Betty, a resident Toi Market area of Kibra Constituency, said most youth expect to be paid to take part in the August election.
“Most of the youth here say they are waiting for some of the aspirants to pass by and give them some inducement so that they can register. They feel the leaders have failed them and thus they would rather not waste their time taking the voters card,” she said.
And even as we conducted interviews for this story, small of groups converged on the roadside even demanded money to be interviewed.
“I need something, how do you expect me to speak to you just like that,” one youth in his early twenties said, “I am not taking a voters’ card, tell those who want us to vote to give us something first.”
Being the last day of voter registration, many people were expected to turn out but an IEBC official told Capital FM News that the majority of the people who were on the queue are those who want to transfer their voting location and very few new registrations.
“The turnout is still very low.

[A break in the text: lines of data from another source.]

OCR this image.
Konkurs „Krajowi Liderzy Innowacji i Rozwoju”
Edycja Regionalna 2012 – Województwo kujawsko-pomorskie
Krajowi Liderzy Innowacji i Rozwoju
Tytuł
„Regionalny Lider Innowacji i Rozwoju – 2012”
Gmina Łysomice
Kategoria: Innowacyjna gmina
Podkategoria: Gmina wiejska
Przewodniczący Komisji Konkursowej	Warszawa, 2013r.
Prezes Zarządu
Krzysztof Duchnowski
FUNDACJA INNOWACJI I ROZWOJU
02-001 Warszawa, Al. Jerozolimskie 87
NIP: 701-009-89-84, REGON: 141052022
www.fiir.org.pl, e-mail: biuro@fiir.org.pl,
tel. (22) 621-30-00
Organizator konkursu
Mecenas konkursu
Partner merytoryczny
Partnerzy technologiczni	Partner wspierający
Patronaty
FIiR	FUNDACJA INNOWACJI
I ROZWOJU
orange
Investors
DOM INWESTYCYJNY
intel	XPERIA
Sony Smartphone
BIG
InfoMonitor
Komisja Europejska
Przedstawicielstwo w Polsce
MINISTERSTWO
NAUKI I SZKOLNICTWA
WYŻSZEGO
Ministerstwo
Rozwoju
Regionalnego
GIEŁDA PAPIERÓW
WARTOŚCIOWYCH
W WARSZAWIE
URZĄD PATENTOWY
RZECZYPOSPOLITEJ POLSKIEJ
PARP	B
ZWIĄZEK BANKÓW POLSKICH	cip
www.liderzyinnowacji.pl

Most of the people who come just want to transfer their vote from one electoral zone to another, so we are referring them to Constituency Offices because we are currently not dealing with that,” he said.
During our spot check across various centers in the city, our reporters witnessed various cases where youth groups were sitting near registration centres and demanded for as little as KShs30 to register.
The campaign which kicked off on January 17 was announced after the first phase one of the exercise from October 4 to November 5 last year lapsed with 1.52 million eligible Kenyans registered as new voters.
The second phase of Diaspora registration in the United States, South Sudan, and Germany began on January 21 to February 6.
The exercise in London, United Kingdom, Canada and United Arab Emirates (UAE) will be extended to recover days lost after registration clerks were delayed in reporting to the High Commissions due to the Covid-19 related travel restrictions and logistical challenges.
Once the second phase of mass voter registration closes, an audit of the voter register will be done before inspection and verification of the same.